The Financial Times newspaper cited officials in India and Britain as saying that Modi had sought asylum in Britain for what he called “political persecution”.

Indian officials were not immediately available to comment.

A spokesman for Britain’s Home Office said: “We do not comment on individual cases.”

It comes as India’s government seeks the extradition of liquor tycoon Vijay Mallya over unpaid loans to his beleaguered Kingfisher Airlines after he absconded to Britain in 2016.

Indian investigators are probing allegations that Modi and his uncle and business partner Mehul Choksi, also a diamond merchant, defrauded PNB of 2.8 billion rupees ($43.8 million).

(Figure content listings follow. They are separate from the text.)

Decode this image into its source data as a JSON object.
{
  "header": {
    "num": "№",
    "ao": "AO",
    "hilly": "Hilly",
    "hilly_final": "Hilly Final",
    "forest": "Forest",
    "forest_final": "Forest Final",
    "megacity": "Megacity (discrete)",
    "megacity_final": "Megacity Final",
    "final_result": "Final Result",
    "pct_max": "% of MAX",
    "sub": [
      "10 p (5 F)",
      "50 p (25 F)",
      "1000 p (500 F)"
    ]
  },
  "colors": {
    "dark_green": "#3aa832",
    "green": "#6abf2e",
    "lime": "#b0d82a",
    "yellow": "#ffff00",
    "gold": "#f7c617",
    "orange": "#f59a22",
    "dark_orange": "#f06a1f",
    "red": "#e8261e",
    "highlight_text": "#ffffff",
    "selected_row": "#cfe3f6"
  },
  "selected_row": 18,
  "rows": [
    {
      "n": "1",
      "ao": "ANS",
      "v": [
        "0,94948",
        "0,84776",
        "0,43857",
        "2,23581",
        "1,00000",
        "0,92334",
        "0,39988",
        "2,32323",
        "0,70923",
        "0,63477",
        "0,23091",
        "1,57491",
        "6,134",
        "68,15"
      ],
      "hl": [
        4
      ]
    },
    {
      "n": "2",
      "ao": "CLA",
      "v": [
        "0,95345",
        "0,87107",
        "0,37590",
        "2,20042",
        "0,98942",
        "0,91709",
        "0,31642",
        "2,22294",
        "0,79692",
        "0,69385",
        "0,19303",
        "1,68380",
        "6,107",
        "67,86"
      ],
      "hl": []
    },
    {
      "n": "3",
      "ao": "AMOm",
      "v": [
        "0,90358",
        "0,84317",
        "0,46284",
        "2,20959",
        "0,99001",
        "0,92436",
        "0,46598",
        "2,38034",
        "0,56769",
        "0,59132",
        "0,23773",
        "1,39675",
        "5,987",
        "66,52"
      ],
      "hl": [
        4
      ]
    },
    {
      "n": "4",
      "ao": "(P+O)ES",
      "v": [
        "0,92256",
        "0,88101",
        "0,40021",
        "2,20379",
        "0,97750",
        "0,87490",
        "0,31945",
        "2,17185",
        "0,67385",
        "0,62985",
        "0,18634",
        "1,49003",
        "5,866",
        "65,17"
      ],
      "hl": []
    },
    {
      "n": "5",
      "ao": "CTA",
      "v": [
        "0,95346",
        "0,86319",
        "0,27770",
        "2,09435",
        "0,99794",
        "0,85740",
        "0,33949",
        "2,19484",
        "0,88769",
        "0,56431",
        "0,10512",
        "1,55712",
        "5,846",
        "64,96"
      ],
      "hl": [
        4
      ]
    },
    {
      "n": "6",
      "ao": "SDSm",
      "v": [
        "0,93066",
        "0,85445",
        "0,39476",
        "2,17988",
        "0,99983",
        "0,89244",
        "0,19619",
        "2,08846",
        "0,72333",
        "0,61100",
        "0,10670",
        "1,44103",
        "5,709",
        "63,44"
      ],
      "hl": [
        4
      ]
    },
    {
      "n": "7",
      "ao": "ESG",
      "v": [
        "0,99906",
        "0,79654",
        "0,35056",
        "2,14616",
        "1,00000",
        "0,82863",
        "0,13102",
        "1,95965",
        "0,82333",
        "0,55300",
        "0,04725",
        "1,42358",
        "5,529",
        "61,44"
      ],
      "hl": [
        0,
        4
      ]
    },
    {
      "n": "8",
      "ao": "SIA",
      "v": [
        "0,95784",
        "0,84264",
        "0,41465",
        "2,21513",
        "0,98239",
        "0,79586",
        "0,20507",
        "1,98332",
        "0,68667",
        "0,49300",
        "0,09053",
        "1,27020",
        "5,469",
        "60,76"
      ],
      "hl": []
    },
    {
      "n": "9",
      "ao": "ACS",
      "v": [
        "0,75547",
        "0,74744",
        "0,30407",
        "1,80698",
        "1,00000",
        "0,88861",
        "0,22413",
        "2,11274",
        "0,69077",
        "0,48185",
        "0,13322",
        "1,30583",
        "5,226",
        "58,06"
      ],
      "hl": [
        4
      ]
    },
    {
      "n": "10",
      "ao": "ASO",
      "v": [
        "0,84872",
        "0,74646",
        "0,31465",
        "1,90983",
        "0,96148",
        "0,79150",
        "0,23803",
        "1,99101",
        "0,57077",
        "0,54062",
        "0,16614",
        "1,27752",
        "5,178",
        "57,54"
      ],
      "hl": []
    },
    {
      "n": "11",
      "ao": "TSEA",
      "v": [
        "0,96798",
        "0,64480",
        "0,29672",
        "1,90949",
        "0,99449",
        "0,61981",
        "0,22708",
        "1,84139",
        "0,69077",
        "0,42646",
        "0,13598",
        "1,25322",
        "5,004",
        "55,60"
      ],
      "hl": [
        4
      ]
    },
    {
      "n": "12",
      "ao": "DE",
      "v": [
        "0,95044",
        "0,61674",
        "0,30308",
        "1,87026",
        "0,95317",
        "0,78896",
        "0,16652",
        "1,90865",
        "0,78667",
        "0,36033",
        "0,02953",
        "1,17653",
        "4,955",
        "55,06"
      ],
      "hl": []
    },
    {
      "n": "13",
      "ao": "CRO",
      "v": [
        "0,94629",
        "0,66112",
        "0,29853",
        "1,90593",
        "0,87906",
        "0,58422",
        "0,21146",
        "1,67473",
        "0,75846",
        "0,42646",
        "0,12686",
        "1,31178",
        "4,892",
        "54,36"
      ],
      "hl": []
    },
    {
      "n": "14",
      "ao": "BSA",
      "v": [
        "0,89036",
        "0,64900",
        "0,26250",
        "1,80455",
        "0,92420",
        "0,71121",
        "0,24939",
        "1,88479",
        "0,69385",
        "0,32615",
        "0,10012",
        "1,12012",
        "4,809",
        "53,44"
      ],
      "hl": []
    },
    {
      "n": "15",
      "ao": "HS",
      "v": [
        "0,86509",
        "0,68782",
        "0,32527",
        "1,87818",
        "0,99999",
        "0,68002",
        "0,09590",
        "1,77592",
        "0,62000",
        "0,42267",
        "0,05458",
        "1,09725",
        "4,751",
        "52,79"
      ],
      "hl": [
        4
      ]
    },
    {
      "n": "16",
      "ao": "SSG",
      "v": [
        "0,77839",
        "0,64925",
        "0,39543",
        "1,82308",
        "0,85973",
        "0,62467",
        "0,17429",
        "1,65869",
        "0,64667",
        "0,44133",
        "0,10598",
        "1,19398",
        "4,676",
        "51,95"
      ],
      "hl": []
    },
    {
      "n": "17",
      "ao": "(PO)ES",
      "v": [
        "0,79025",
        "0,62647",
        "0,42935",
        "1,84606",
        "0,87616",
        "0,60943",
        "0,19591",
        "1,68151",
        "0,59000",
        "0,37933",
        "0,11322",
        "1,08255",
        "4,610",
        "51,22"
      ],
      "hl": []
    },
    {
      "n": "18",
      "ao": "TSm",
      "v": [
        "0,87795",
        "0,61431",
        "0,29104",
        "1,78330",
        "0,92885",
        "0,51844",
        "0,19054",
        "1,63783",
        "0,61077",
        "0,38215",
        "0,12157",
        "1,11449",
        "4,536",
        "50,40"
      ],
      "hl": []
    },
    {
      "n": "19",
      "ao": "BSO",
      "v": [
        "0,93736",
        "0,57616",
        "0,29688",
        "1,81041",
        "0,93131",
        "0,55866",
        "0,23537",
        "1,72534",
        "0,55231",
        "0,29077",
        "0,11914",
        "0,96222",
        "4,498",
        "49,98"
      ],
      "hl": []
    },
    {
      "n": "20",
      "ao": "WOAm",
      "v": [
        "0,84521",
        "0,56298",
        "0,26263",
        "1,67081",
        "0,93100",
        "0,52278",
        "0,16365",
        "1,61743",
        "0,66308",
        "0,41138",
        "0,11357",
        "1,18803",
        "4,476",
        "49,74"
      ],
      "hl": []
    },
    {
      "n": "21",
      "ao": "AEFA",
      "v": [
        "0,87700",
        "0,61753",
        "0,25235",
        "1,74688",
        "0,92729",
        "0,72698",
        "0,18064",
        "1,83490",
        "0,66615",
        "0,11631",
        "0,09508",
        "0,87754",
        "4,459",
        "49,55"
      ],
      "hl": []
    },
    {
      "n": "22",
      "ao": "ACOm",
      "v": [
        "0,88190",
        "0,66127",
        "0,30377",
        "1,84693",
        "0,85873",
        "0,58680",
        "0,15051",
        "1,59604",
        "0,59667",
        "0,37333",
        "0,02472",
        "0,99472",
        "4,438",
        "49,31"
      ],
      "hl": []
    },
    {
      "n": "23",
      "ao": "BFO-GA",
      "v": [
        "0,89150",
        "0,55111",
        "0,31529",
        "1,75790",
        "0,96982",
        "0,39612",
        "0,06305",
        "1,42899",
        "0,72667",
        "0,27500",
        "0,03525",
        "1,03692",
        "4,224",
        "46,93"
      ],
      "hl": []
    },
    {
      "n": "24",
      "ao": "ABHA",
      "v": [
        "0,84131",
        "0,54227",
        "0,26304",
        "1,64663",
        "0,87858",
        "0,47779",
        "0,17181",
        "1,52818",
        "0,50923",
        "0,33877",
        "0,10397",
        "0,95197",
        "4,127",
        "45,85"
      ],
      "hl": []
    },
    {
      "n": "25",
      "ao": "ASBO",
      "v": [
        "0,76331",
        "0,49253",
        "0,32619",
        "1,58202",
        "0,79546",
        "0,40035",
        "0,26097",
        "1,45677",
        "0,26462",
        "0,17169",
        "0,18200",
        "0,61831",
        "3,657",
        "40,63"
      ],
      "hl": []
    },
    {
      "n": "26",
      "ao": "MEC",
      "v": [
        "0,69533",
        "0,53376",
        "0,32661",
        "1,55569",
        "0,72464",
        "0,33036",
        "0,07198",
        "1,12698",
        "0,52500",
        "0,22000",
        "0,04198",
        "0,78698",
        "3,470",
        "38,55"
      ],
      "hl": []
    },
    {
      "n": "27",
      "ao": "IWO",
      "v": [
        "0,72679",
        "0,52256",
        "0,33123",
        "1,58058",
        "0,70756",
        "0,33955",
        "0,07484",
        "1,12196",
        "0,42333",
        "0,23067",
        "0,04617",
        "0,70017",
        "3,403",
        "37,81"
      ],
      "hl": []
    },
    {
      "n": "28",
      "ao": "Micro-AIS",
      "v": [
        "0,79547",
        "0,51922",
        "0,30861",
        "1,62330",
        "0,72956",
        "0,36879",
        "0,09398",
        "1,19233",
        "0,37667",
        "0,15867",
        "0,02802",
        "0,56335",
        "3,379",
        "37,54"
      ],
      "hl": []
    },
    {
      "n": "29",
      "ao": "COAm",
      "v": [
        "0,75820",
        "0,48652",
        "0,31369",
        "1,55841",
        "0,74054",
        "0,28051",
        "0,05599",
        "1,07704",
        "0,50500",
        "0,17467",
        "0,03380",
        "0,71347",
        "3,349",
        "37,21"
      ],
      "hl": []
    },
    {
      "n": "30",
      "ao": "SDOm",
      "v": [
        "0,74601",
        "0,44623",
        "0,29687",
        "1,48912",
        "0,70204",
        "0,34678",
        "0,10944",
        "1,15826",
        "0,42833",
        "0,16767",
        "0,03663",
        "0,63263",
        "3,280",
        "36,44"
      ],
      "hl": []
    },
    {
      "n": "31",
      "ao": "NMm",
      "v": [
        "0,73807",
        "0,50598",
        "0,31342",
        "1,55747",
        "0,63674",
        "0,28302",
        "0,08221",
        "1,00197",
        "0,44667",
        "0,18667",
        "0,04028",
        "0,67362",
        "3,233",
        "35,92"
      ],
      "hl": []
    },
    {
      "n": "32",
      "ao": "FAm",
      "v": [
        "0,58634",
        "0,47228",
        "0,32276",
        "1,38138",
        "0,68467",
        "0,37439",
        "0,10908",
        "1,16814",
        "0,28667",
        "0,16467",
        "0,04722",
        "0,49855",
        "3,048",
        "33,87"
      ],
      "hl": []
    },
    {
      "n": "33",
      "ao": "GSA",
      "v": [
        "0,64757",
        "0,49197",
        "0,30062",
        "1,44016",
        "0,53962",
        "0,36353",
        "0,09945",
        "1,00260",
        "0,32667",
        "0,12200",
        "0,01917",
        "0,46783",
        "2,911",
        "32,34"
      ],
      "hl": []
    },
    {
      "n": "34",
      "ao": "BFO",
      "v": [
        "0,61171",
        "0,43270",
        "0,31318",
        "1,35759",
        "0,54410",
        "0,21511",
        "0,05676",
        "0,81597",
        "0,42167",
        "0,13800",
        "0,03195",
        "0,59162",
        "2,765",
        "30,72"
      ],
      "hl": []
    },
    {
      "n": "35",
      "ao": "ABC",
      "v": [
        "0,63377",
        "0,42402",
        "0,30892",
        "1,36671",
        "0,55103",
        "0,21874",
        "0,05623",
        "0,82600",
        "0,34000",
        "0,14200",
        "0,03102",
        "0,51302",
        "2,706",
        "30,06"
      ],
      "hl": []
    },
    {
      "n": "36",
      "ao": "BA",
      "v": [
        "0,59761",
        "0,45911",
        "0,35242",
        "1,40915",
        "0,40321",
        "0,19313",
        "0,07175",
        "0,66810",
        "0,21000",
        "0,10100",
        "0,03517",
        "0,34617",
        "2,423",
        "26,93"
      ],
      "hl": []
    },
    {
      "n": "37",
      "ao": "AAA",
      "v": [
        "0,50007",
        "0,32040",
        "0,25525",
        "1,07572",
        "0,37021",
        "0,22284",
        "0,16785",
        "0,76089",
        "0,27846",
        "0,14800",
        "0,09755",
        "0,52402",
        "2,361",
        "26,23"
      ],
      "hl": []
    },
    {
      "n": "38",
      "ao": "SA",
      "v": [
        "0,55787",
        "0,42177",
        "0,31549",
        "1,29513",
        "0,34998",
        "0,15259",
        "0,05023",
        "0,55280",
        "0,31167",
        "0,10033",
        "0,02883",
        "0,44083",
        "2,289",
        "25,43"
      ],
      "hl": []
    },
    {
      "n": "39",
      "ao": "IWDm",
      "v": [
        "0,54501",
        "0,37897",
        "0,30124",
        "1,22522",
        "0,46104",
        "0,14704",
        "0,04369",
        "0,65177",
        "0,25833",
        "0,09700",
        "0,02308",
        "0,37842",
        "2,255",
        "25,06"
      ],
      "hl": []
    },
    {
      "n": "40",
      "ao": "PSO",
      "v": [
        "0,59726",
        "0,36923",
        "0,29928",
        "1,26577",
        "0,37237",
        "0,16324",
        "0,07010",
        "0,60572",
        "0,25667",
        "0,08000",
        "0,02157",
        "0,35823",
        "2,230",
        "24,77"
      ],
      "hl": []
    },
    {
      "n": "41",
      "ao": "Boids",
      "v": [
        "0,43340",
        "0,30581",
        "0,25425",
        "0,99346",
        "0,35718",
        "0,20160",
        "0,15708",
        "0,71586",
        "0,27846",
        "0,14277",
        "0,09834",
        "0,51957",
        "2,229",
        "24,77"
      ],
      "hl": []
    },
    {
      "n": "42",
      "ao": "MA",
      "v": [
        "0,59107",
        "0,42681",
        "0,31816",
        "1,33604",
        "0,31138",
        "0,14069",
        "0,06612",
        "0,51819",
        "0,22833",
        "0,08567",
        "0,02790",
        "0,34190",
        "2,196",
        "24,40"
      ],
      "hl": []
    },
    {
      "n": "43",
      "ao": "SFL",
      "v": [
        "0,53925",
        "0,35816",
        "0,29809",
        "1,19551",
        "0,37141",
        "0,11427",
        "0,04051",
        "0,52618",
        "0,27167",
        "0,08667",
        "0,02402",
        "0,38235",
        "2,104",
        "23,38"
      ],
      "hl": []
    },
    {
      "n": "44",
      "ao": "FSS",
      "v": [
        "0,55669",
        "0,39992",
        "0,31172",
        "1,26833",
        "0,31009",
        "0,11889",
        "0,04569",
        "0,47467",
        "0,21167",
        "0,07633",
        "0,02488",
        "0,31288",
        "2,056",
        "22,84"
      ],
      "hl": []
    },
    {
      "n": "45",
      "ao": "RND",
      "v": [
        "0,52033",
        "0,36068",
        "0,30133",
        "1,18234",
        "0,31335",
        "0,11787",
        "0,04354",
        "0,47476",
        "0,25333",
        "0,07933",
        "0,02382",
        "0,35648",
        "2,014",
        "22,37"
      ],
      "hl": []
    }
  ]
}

This figure is said to be just a part of the total losses.

PNB said in February that Modi and Choksi had defrauded it by raising credit with international branches of other Indian banks, using illegal guarantees provided by rogue PNB employees.

Investigators have arrested 25 people for enabling the defrauding of the bank with forged documents.

Modi, the third generation of his family to go into the diamond trade, is worth $1.73 billion according to Forbes, placing him 85th on India’s rich list.

His high-end eponymous Nirav Modi brand has stores in several of the world’s major cities and boasted of celebrity clients including Watts, Winslet, and Bollywood star Priyanka Chopra.

India’s government is trying to reduce the crippling debts of the country’s embattled state banks, including PNB.

It recently announced a $32 billion recapitalisation plan to help them clean up their books ahead of the general election in 2019.

In May, PNB posted the largest-ever quarterly loss for an Indian lender.

It said it had incurred a record 134.17 billion-rupee net loss for the January-March quarter, having posted a 2.62 billion-rupee profit in the same period last year.

The losses were largely because it had to set aside funds to pay the other banks for the illegal guarantees issued in the scam.